She giggled. Sue Gillis does not often giggle.

“A little exercise?”

“That might do it.”

She giggled again, and without really consulting on the matter, we came up on the idea of exercising together. We had a great time. I was proud of myself.

It had the desired effect on Sue, too. The last I saw of her she was curled up in a ball beside me, breathing deeply, in the last stages of wakefulness. She did manage to mumble one more thing.

“Charley,” she said—I wondered if she was talking in her sleep—“will you go with me to my parents’ on Thanksgiving?”

Without thinking much about it, I patted her on her naked shoulder and said, “Sure.”

10

A
t about five minutes to eight, I pulled into the parking lot outside my office, switched off the engine, and waited right where I sat. I was all alone, as I might have expected, but there was a steady stream of traffic, most of it headed north to Port Huron. As I hunched over the wheel and burrowed down into my coat against the cold November morning, I surveyed both sides of the street in search of anything out of the ordinary. Turning a little, I spotted a van parked across the street. Not Michigan Bell, but brown and unmarked, completely anonymous. It was the only vehicle parked on the block at this early hour.

I had lain awake some time after Sue fell asleep the night before thinking about what she had said about our visitors from Michigan Bell.
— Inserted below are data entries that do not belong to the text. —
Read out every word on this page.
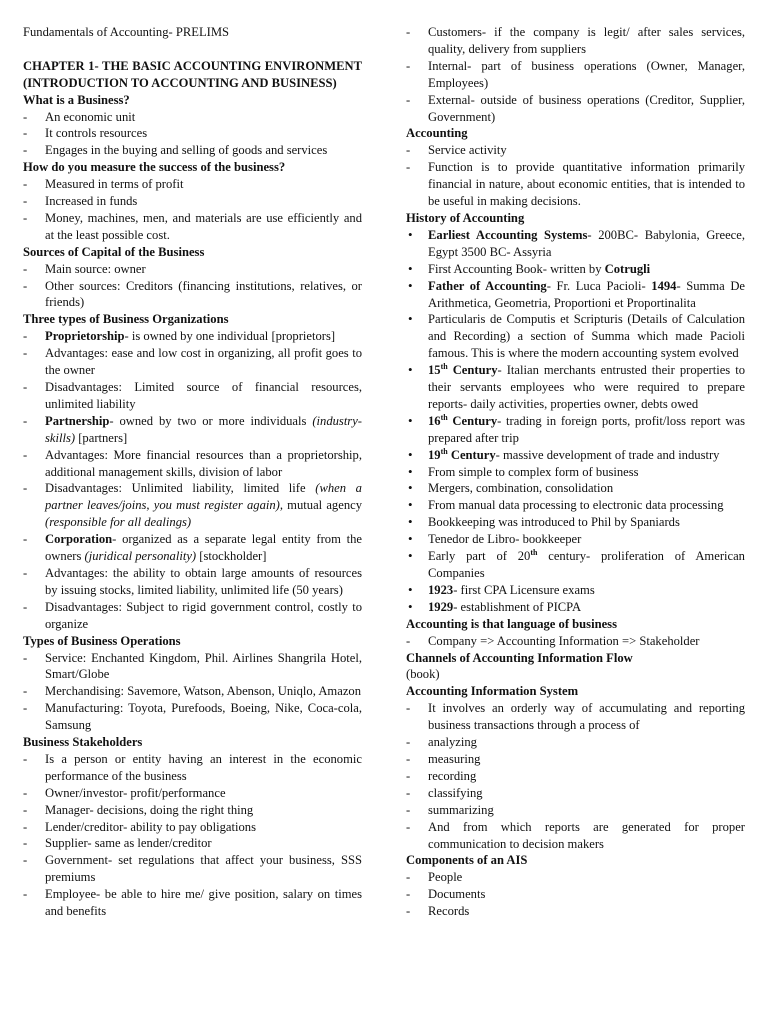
Fundamentals of Accounting- PRELIMS

CHAPTER 1- THE BASIC ACCOUNTING ENVIRONMENT (INTRODUCTION TO ACCOUNTING AND BUSINESS)

What is a Business?

-	An economic unit
-	It controls resources
-	Engages in the buying and selling of goods and services

How do you measure the success of the business?

-	Measured in terms of profit
-	Increased in funds
-	Money, machines, men, and materials are use efficiently and at the least possible cost.

Sources of Capital of the Business

-	Main source: owner
-	Other sources: Creditors (financing institutions, relatives, or friends)

Three types of Business Organizations

-	Proprietorship- is owned by one individual [proprietors]
-	Advantages: ease and low cost in organizing, all profit goes to the owner
-	Disadvantages: Limited source of financial resources, unlimited liability
-	Partnership- owned by two or more individuals (industry- skills) [partners]
-	Advantages: More financial resources than a proprietorship, additional management skills, division of labor
-	Disadvantages: Unlimited liability, limited life (when a partner leaves/joins, you must register again), mutual agency (responsible for all dealings)
-	Corporation- organized as a separate legal entity from the owners (juridical personality) [stockholder]
-	Advantages: the ability to obtain large amounts of resources by issuing stocks, limited liability, unlimited life (50 years)
-	Disadvantages: Subject to rigid government control, costly to organize

Types of Business Operations

-	Service: Enchanted Kingdom, Phil. Airlines Shangrila Hotel, Smart/Globe
-	Merchandising: Savemore, Watson, Abenson, Uniqlo, Amazon
-	Manufacturing: Toyota, Purefoods, Boeing, Nike, Coca-cola, Samsung

Business Stakeholders

-	Is a person or entity having an interest in the economic performance of the business
-	Owner/investor- profit/performance
-	Manager- decisions, doing the right thing
-	Lender/creditor- ability to pay obligations
-	Supplier- same as lender/creditor
-	Government- set regulations that affect your business, SSS premiums
-	Employee- be able to hire me/ give position, salary on times and benefits
-	Customers- if the company is legit/ after sales services, quality, delivery from suppliers
-	Internal- part of business operations (Owner, Manager, Employees)
-	External- outside of business operations (Creditor, Supplier, Government)

Accounting

-	Service activity
-	Function is to provide quantitative information primarily financial in nature, about economic entities, that is intended to be useful in making decisions.

History of Accounting

•	Earliest Accounting Systems- 200BC- Babylonia, Greece, Egypt 3500 BC- Assyria
•	First Accounting Book- written by Cotrugli
•	Father of Accounting- Fr. Luca Pacioli- 1494- Summa De Arithmetica, Geometria, Proportioni et Proportinalita
•	Particularis de Computis et Scripturis (Details of Calculation and Recording) a section of Summa which made Pacioli famous. This is where the modern accounting system evolved
•	15th Century- Italian merchants entrusted their properties to their servants employees who were required to prepare reports- daily activities, properties owner, debts owed
•	16th Century- trading in foreign ports, profit/loss report was prepared after trip
•	19th Century- massive development of trade and industry
•	From simple to complex form of business
•	Mergers, combination, consolidation
•	From manual data processing to electronic data processing
•	Bookkeeping was introduced to Phil by Spaniards
•	Tenedor de Libro- bookkeeper
•	Early part of 20th century- proliferation of American Companies
•	1923- first CPA Licensure exams
•	1929- establishment of PICPA

Accounting is that language of business

-	Company => Accounting Information => Stakeholder

Channels of Accounting Information Flow

(book)

Accounting Information System

-	It involves an orderly way of accumulating and reporting business transactions through a process of
-	analyzing
-	measuring
-	recording
-	classifying
-	summarizing
-	And from which reports are generated for proper communication to decision makers

Components of an AIS

-	People
-	Documents
-	Records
I’d decided that maybe she was right. The mayor’s boys must really be worried enough to try something like that. All the time I’d been in Detroit, all the big cases I’d tried, I’d never had anything like it pulled on me—or not to my knowledge, anyway. How can you really be sure about a wiretap? But then, I had to admit that none of those big cases of mine were essentially political. This one involving Mark Conroy most certainly was.

Thinking about all this, I didn’t notice his big Cadillac until it turned into the parking lot. He brought it to a stop near mine. I was surprised to see that there were two people
in the front seat of the car. In the passenger seat, beside Conroy, was a middle-aged black man, very dark, very serious, very capable looking. Our eyes met. He didn’t smile, but he gave me a sober nod. Conroy jumped out of the car and headed over to me.
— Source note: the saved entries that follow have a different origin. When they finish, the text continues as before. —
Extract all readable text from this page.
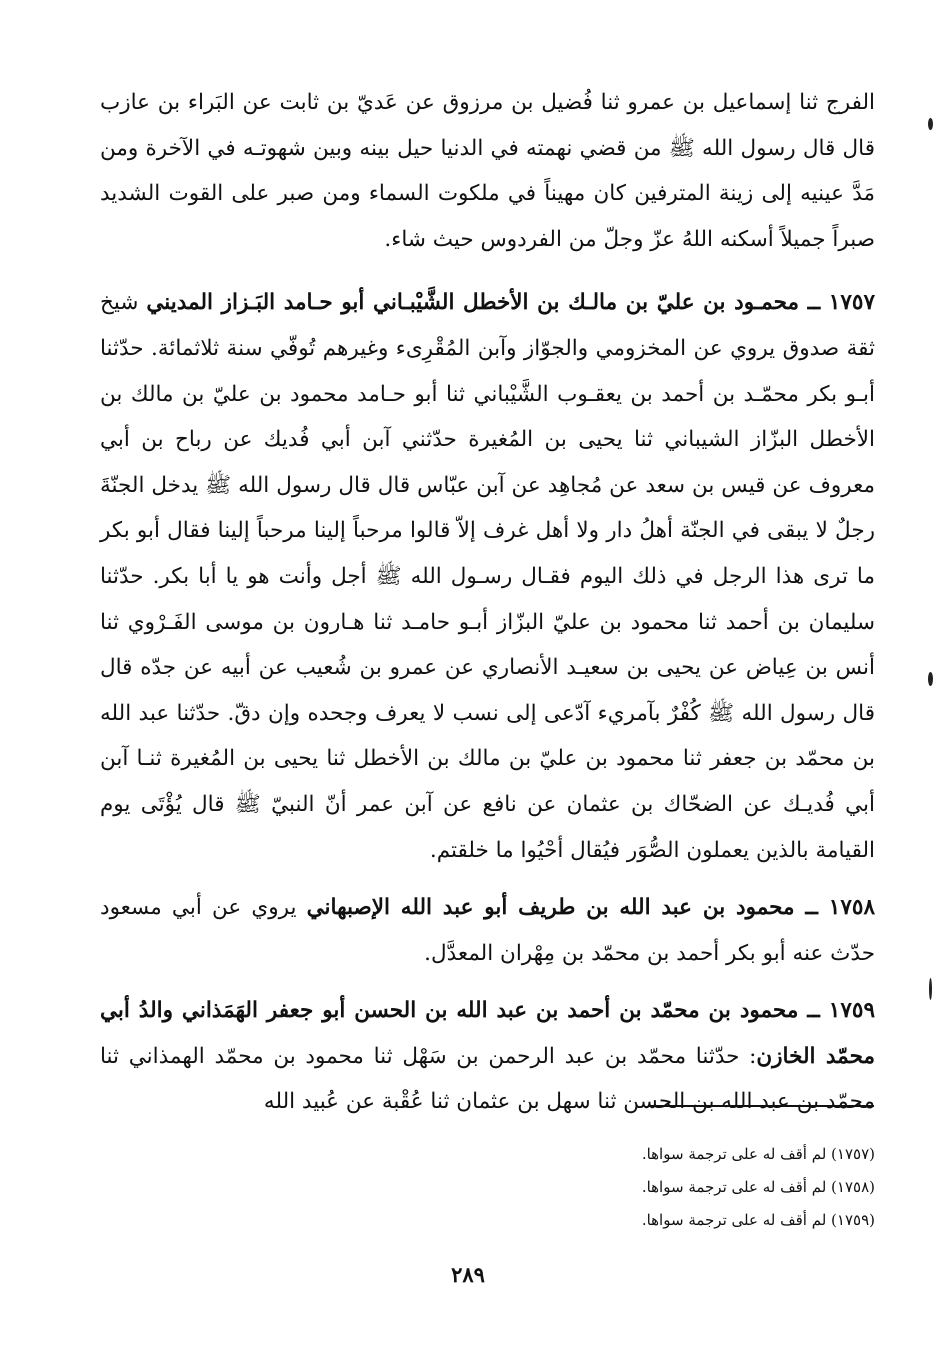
الفرج ثنا إسماعيل بن عمرو ثنا فُضيل بن مرزوق عن عَديّ بن ثابت عن البَراء بن عازب قال قال رسول الله ﷺ من قضي نهمته في الدنيا حيل بينه وبين شهوتـه في الآخرة ومن مَدَّ عينيه إلى زينة المترفين كان مهيناً في ملكوت السماء ومن صبر على القوت الشديد صبراً جميلاً أسكنه اللهُ عزّ وجلّ من الفردوس حيث شاء.

١٧٥٧ ــ محمـود بن عليّ بن مالـك بن الأخطل الشَّيْبـاني أبو حـامد البَـزاز المديني شيخ ثقة صدوق يروي عن المخزومي والجوّاز وآبن المُقْرِىء وغيرهم تُوفّي سنة ثلاثمائة. حدّثنا أبـو بكر محمّـد بن أحمد بن يعقـوب الشَّيْباني ثنا أبو حـامد محمود بن عليّ بن مالك بن الأخطل البزّاز الشيباني ثنا يحيى بن المُغيرة حدّثني آبن أبي فُديك عن رباح بن أبي معروف عن قيس بن سعد عن مُجاهِد عن آبن عبّاس قال قال رسول الله ﷺ يدخل الجنّةَ رجلٌ لا يبقى في الجنّة أهلُ دار ولا أهل غرف إلاّ قالوا مرحباً إلينا مرحباً إلينا فقال أبو بكر ما ترى هذا الرجل في ذلك اليوم فقـال رسـول الله ﷺ أجل وأنت هو يا أبا بكر. حدّثنا سليمان بن أحمد ثنا محمود بن عليّ البزّاز أبـو حامـد ثنا هـارون بن موسى الفَـرْوي ثنا أنس بن عِياض عن يحيى بن سعيـد الأنصاري عن عمرو بن شُعيب عن أبيه عن جدّه قال قال رسول الله ﷺ كُفْرٌ بآمريء آدّعى إلى نسب لا يعرف وجحده وإن دقّ. حدّثنا عبد الله بن محمّد بن جعفر ثنا محمود بن عليّ بن مالك بن الأخطل ثنا يحيى بن المُغيرة ثنـا آبن أبي فُديـك عن الضحّاك بن عثمان عن نافع عن آبن عمر أنّ النبيّ ﷺ قال يُؤْتَى يوم القيامة بالذين يعملون الصُّوَر فيُقال أحْيُوا ما خلقتم.

١٧٥٨ ــ محمود بن عبد الله بن طريف أبو عبد الله الإصبهاني يروي عن أبي مسعود حدّث عنه أبو بكر أحمد بن محمّد بن مِهْران المعدَّل.

١٧٥٩ ــ محمود بن محمّد بن أحمد بن عبد الله بن الحسن أبو جعفر الهَمَذاني والدُ أبي محمّد الخازن: حدّثنا محمّد بن عبد الرحمن بن سَهْل ثنا محمود بن محمّد الهمذاني ثنا محمّد بن عبد الله بن الحسن ثنا سهل بن عثمان ثنا عُقْبة عن عُبيد الله

(١٧٥٧) لم أقف له على ترجمة سواها.

(١٧٥٨) لم أقف له على ترجمة سواها.

(١٧٥٩) لم أقف له على ترجمة سواها.

٢٨٩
“What is it? Anything the matter?”

“I think we may have trouble.”

He listened as I explained as briefly as I could what had happened yesterday afternoon. He asked just about the same questions that Sue had, but somehow he managed not to tell me how naive I was. Instead, he gave me one of those ironic looks of his and said, “Friend, you’ve been wired. I wouldn’t be surprised if they’re not listening to us right now.”

“Out
here?”

“You notice anything out of the ordinary right now?”

“Yeah, there’s a brown van parked right over—”

He grabbed my arm.
“Don’t point!”

Without giving
it
a direct look, he casually noted the van’s location and turned us away from it.

“Okay,” I said, “what I think is, we ought to go back to your original idea and go over to my apartment to have this talk you wanted to have.”

“How do we know it’s not wired?”

“Got any other suggestions?”

He sighed. “No, but I may come up with some ideas once we get there.”

I wasn’t quite sure what he meant by that, but I told him to follow me over there. Then, as an afterthought, I gave my address just in case we should get separated in traffic.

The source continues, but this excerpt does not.